Lithuanian president on refugees: no documents, no asylum

Dalia Grybauskaitė

“We must make screening procedures stricter. If two years is what it takes to ensure the security of our people, European citizens, and our countries, this should be our priority. We cannot sacrifice the security of our people for those who come without documents, from who-knows-where and are reluctant to cooperate and integrate, do not follow our laws and commit crimes,” Grybauskaitė said, commenting on decisions of some EU countries to reintroduce border controls.

“Last year was the year we had to make decision. Europe was slow. We were quarrelling and competing, who was more pro-European and showed more solidarity, all the while we were too slow making decisions and implementing them. But decisions were made eventually.

“We decided to step up protections of external borders, ensure border control, set up a European service for border and coast protection, appoint people from Lithuania, sort out migrant return and readmission procedures with third countries like Turkey and African states. Decisions have been made, but they still have to be fully implemented, therefore we have to talk about managing legal migration.
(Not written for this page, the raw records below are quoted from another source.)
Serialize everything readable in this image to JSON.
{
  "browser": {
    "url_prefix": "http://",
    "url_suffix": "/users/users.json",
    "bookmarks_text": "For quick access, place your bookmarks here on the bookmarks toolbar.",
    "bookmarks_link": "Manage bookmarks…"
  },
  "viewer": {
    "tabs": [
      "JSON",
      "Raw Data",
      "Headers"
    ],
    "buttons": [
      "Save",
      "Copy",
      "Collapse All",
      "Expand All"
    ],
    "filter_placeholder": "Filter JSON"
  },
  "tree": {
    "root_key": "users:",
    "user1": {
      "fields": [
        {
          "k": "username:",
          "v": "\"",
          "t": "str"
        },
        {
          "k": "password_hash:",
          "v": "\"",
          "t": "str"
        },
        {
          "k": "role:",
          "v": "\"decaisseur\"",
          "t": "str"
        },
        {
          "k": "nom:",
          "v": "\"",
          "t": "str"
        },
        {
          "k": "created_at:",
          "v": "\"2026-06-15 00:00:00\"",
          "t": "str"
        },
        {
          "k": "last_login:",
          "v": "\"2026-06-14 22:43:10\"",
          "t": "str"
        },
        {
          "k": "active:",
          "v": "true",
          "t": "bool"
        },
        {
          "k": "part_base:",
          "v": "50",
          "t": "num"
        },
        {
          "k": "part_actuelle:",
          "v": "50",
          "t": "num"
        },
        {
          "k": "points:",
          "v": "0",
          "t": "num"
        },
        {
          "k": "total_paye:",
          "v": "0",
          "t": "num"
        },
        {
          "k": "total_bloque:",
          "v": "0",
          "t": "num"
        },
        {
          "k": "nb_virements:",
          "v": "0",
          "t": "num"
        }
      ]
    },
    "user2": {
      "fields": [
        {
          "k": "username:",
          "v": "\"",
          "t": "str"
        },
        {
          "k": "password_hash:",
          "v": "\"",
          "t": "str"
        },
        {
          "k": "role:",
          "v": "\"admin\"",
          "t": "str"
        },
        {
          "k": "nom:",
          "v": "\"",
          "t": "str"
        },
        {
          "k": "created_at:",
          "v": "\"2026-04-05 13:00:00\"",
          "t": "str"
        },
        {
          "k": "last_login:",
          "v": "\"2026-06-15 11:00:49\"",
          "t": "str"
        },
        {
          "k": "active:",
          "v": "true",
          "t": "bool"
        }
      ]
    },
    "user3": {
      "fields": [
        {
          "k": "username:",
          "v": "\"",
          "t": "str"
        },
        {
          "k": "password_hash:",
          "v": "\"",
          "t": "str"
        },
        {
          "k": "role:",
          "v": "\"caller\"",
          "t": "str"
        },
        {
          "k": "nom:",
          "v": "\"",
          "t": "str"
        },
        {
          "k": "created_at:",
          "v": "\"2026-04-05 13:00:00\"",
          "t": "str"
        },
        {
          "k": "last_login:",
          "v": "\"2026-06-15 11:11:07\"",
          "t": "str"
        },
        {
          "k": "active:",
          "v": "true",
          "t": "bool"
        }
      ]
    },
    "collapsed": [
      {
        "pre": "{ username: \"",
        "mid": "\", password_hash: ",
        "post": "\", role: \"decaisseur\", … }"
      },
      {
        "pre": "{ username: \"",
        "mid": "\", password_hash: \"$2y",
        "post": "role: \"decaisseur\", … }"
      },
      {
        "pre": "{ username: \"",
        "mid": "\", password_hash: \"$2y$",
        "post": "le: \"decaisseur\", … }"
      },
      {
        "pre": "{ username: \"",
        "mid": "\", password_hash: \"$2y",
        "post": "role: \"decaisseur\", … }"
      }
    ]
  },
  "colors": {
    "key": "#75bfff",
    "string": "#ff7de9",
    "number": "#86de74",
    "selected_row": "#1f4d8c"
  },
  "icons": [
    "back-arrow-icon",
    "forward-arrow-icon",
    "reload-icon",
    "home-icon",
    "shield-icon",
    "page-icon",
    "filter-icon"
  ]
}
“As to illegal migration, there is nothing to talk about here. No documents – no asylum. If you are not registered or resist registration – no rights and guarantees for you. These principles must stand, they are legitimate and correct. Those who come to Europe must follow the rules, therefore we must start with protecting external borders and implementing all the decisions,” Grybauskaitė believes.

Stricter screenings of migrants coming to Europe is inevitable, the Lithuanian president says.

“We will have to work with third countries: Turkey, African states. We must help them, give assistance to tent towns near the critical zones so that people do not have to take risks and cross into Europe. We must influence peace talks in Syria and other countries, so that there are no conflicts, no poverty and famine.

“We must work in zones around Europe. Integrating people inside Europe is much more difficult and expensive than helping them in or near their own countries. I think this is the direction we will continue to work. Such is Lithuania’s official position. Many of our neighbours have similar positions,” Grybauskaitė said.

In addition to several EU countries reintroducing border controls, Sweden recently said it would deport as many as 80,000 failed asylum seekers over several years.

In neighbouring Denmark, meanwhile, the government this week approved legislation to seize the valuables of refugees in the hope of limiting the influx of migrants.

Greece has heard criticism from the European Commission for failing to control the external frontier of Europe’s passport-free Schengen zone.